I traffici non si fermano mai, come, del resto, i passeggeri a bordo. Coi loro movimenti perpetui sembrano una marea umana che sale e scende, scandendo i momenti della giornata. Quando il sole picchia senza pietà, si rifugiano sottocoperta in cerca d’ombra, intontiti dall’aria calda e satura di umidità. Occupano ogni pertugio disponibile e affondano in uno stato di torpore profondo, cullati dallo sciacquio delle onde. Giacciono immobili nelle posizioni più diverse, apparentemente esamini, indifferenti a tutto e tutti. Chi dorme della grossa, chi se ne sta accasciato a terra con lo sguardo inebetito, fisso nel nulla, assorto in chissà quali pensieri.
Gran finale
Solo nel tardo pomeriggio, quando il caldo attenua la sua oppressione e dal lago si alza una leggera brezza, la gente torna a dare segni di vita: a poco a poco riprende forza e lucidità… quanto basta per riversarsi in massa sul ponte superiore. Gli uomini dell’equipaggio tentano di impedire questa migrazione interna all’Ilala: sbarrano con corde e catene i passaggi delle scale tra un ponte e l’altro. Tutto inutile. Ad ogni viaggio i marinai devono arrendersi all’anarchia o, meglio, all’autogestione dei passeggeri, che tuttavia non assume mai le sembianze di un caos incontrollato.

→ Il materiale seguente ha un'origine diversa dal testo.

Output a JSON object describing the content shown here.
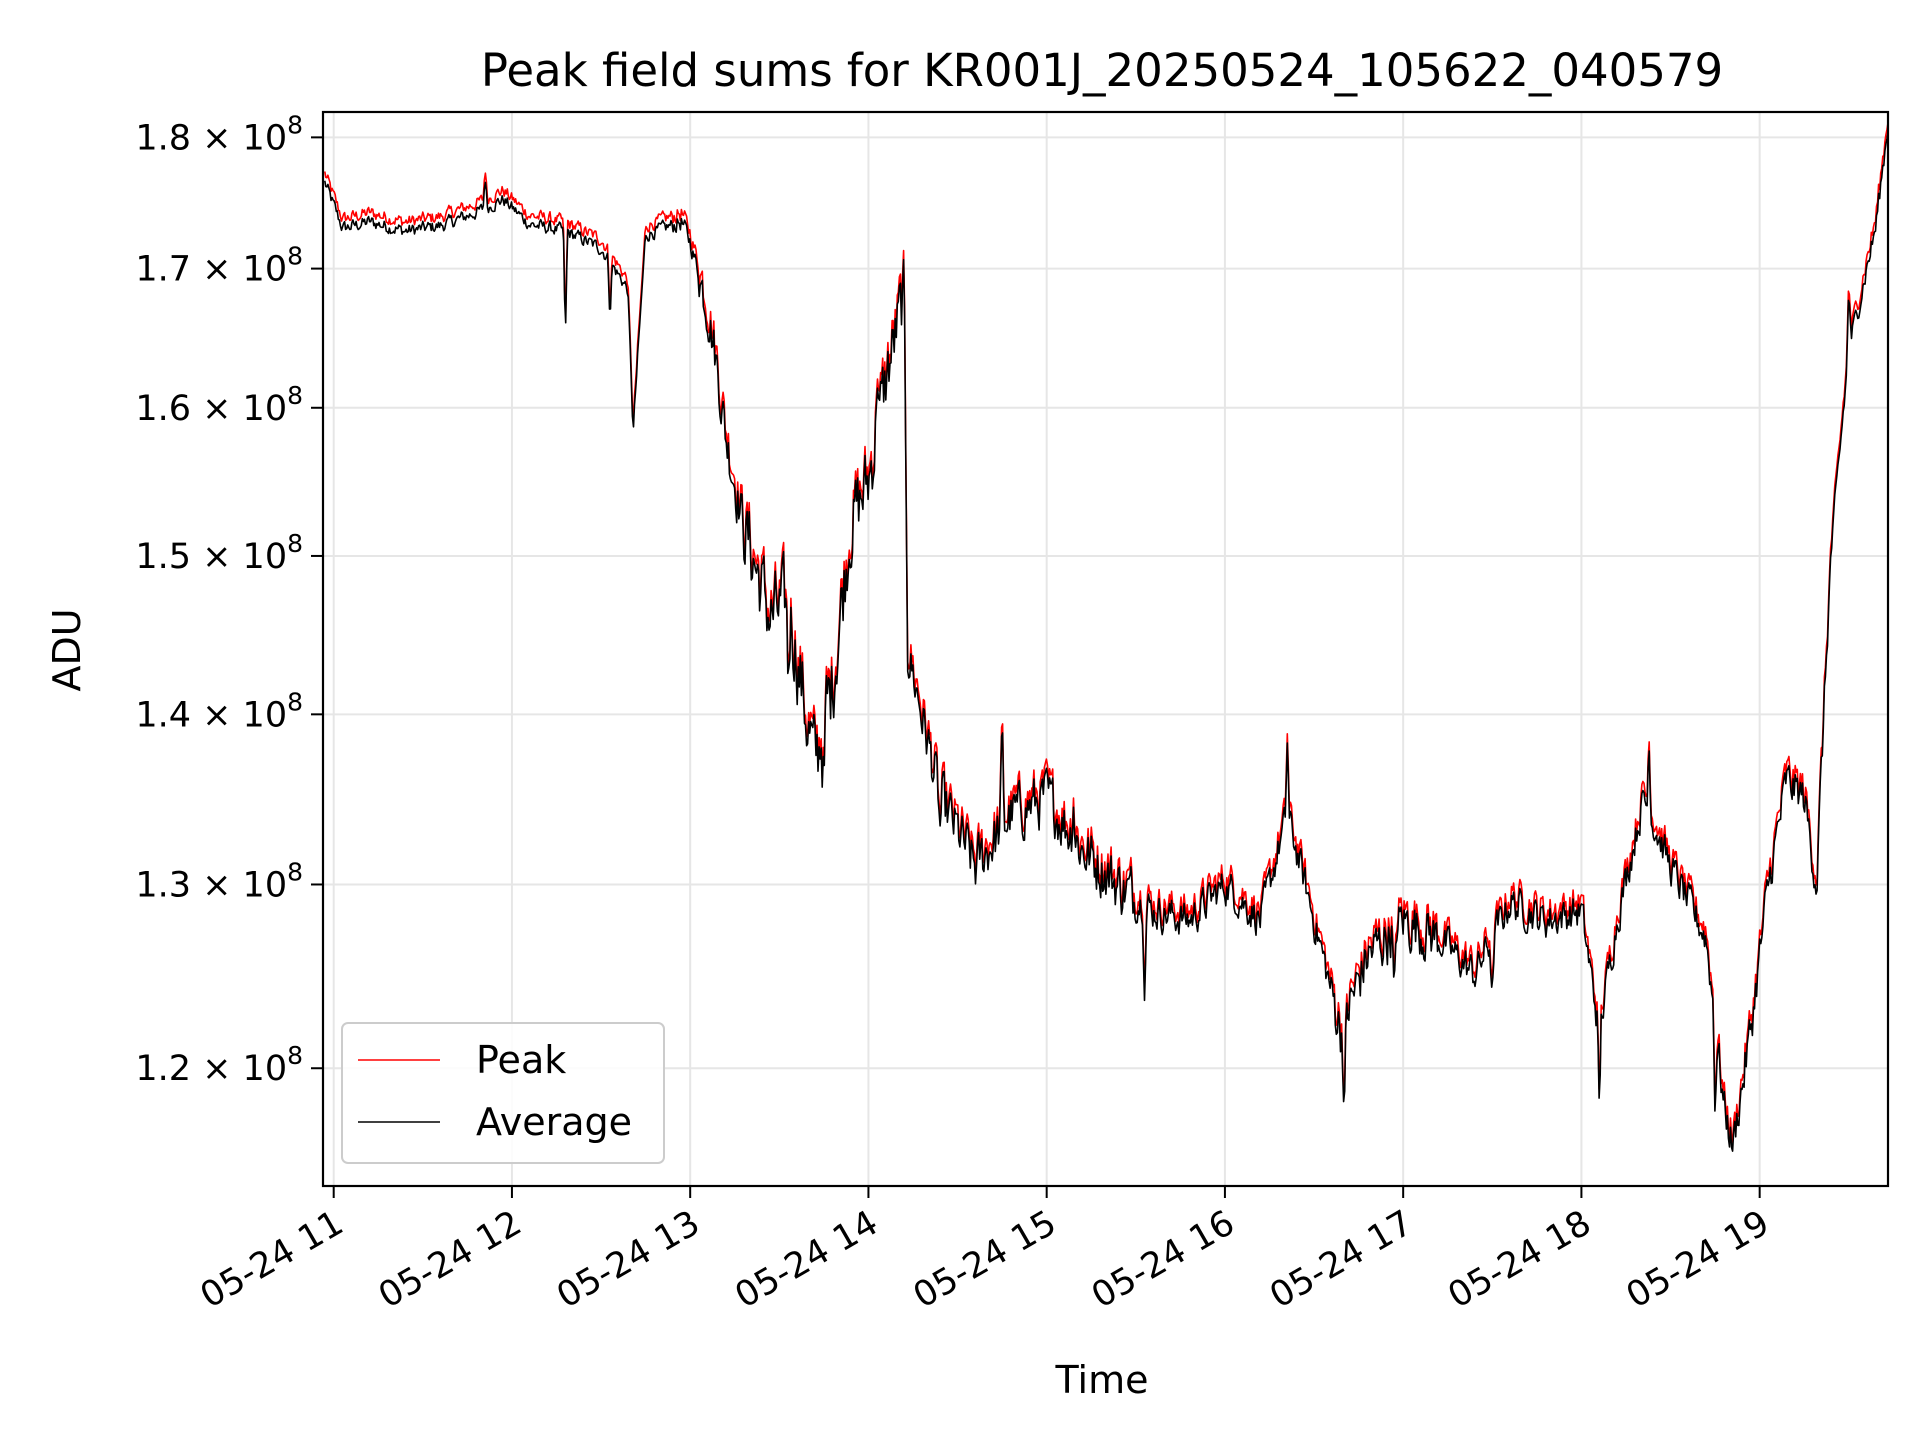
{
  "chart_data": {
    "type": "line",
    "title": "Peak field sums for KR001J_20250524_105622_040579",
    "xlabel": "Time",
    "ylabel": "ADU",
    "x_ticks": [
      "05-24 11",
      "05-24 12",
      "05-24 13",
      "05-24 14",
      "05-24 15",
      "05-24 16",
      "05-24 17",
      "05-24 18",
      "05-24 19"
    ],
    "x_tick_hours": [
      11,
      12,
      13,
      14,
      15,
      16,
      17,
      18,
      19
    ],
    "xlim_hours": [
      10.94,
      19.72
    ],
    "y_scale": "log",
    "ylim": [
      114000000,
      182000000
    ],
    "y_ticks": [
      {
        "value": 120000000,
        "label": "1.2 × 10",
        "exp": "8"
      },
      {
        "value": 130000000,
        "label": "1.3 × 10",
        "exp": "8"
      },
      {
        "value": 140000000,
        "label": "1.4 × 10",
        "exp": "8"
      },
      {
        "value": 150000000,
        "label": "1.5 × 10",
        "exp": "8"
      },
      {
        "value": 160000000,
        "label": "1.6 × 10",
        "exp": "8"
      },
      {
        "value": 170000000,
        "label": "1.7 × 10",
        "exp": "8"
      },
      {
        "value": 180000000,
        "label": "1.8 × 10",
        "exp": "8"
      }
    ],
    "grid": true,
    "legend_position": "lower-left",
    "series": [
      {
        "name": "Peak",
        "color": "#ff0000",
        "offset_ratio": 1.004
      },
      {
        "name": "Average",
        "color": "#000000",
        "offset_ratio": 1.0
      }
    ],
    "average_anchors": [
      [
        10.95,
        176.5
      ],
      [
        11.05,
        173.0
      ],
      [
        11.2,
        173.5
      ],
      [
        11.4,
        172.8
      ],
      [
        11.6,
        173.2
      ],
      [
        11.8,
        174.2
      ],
      [
        11.95,
        175.2
      ],
      [
        12.1,
        173.3
      ],
      [
        12.3,
        172.8
      ],
      [
        12.5,
        171.5
      ],
      [
        12.65,
        168.5
      ],
      [
        12.68,
        158.3
      ],
      [
        12.75,
        172.5
      ],
      [
        12.95,
        173.5
      ],
      [
        13.0,
        172.0
      ],
      [
        13.1,
        167.0
      ],
      [
        13.15,
        163.0
      ],
      [
        13.2,
        158.0
      ],
      [
        13.3,
        152.0
      ],
      [
        13.35,
        150.0
      ],
      [
        13.45,
        146.0
      ],
      [
        13.55,
        147.0
      ],
      [
        13.65,
        140.0
      ],
      [
        13.7,
        137.0
      ],
      [
        13.8,
        142.0
      ],
      [
        13.9,
        152.0
      ],
      [
        14.0,
        155.0
      ],
      [
        14.1,
        162.0
      ],
      [
        14.2,
        168.0
      ],
      [
        14.22,
        144.0
      ],
      [
        14.3,
        140.0
      ],
      [
        14.4,
        135.0
      ],
      [
        14.6,
        131.0
      ],
      [
        14.8,
        134.0
      ],
      [
        15.0,
        135.0
      ],
      [
        15.2,
        132.0
      ],
      [
        15.4,
        130.0
      ],
      [
        15.6,
        128.5
      ],
      [
        15.8,
        128.0
      ],
      [
        16.0,
        130.0
      ],
      [
        16.2,
        128.0
      ],
      [
        16.35,
        134.0
      ],
      [
        16.5,
        128.0
      ],
      [
        16.65,
        122.0
      ],
      [
        16.8,
        126.0
      ],
      [
        17.0,
        128.0
      ],
      [
        17.2,
        127.0
      ],
      [
        17.4,
        125.0
      ],
      [
        17.6,
        129.0
      ],
      [
        17.8,
        128.0
      ],
      [
        18.0,
        128.5
      ],
      [
        18.1,
        122.0
      ],
      [
        18.2,
        128.0
      ],
      [
        18.35,
        135.0
      ],
      [
        18.5,
        131.0
      ],
      [
        18.7,
        127.0
      ],
      [
        18.8,
        118.0
      ],
      [
        18.85,
        116.0
      ],
      [
        18.95,
        122.0
      ],
      [
        19.05,
        130.0
      ],
      [
        19.15,
        136.0
      ],
      [
        19.25,
        135.0
      ],
      [
        19.32,
        130.0
      ],
      [
        19.4,
        150.0
      ],
      [
        19.5,
        164.0
      ],
      [
        19.55,
        167.0
      ],
      [
        19.65,
        173.0
      ],
      [
        19.72,
        181.0
      ]
    ],
    "noise_amplitude_by_hour": [
      [
        10.9,
        0.5
      ],
      [
        12.9,
        0.7
      ],
      [
        13.05,
        1.8
      ],
      [
        13.3,
        2.6
      ],
      [
        14.2,
        1.6
      ],
      [
        15.5,
        1.0
      ],
      [
        16.6,
        1.5
      ],
      [
        17.2,
        1.0
      ],
      [
        18.9,
        1.2
      ],
      [
        19.4,
        0.8
      ]
    ],
    "spikes": [
      [
        11.85,
        2.5
      ],
      [
        12.3,
        -8.0
      ],
      [
        12.55,
        -4.0
      ],
      [
        13.55,
        -5.0
      ],
      [
        13.75,
        -4.0
      ],
      [
        14.05,
        5.0
      ],
      [
        14.4,
        -2.0
      ],
      [
        14.75,
        5.5
      ],
      [
        15.15,
        2.5
      ],
      [
        15.55,
        -4.5
      ],
      [
        16.35,
        4.5
      ],
      [
        16.67,
        -5.5
      ],
      [
        16.95,
        -5.0
      ],
      [
        17.5,
        -4.0
      ],
      [
        18.1,
        -4.5
      ],
      [
        18.38,
        4.5
      ],
      [
        18.75,
        -4.5
      ],
      [
        19.5,
        5.0
      ]
    ]
  }
}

Solo quando la nave raggiunge uno scalo scoppia di nuovo il trambusto. Tornano le urla e la frenesia dei barcaioli, l’agitazione della gente accalcata ai parapetti, la battaglia per conquistare il posto, lo strepitio dell’argano che cala le lance di salvataggio, usate anche quelle per portare a riva un po’ di passeggeri. Per primi vengono fatti calare due uomini sofferenti che viaggiano in barella, recuperati in qualche villaggio e trasferiti d’urgenza al più vicino ospedale: gli unici a cui venga risparmiata la feroce lotta per la conquista della terraferma.
Donne e bambini stanno ammucchiati nelle scialuppe tra caterve di bagagli affastellati in qualche modo. Un predicatore evangelico troneggia in precario equilibrio tra i flutti delle onde, agitando infervorato la Bibbia e invitando senza successo i passeggeri a lodare il Signore. Nella confusione infernale, un uomo con un piatto sulle ginocchia continua imperturbabile il suo pranzo mentre tutt’intorno si sbraita e ci si dimena. Ci infiliamo pure noi dentro una barca gremita di gente, cose e animali. Siamo a destinazione. Ci dirigiamo verso una spiaggia dov’è assiepata un’altra folla trepidante.
Alle nostre spalle, l’Ilala biancheggia sull’acqua turchese, elegante e maestosa. La ruggine dello scafo non ne offusca la bellezza sfavillante, come le rughe di una donna di classe che malgrado l’età sprigiona un fascino seducente.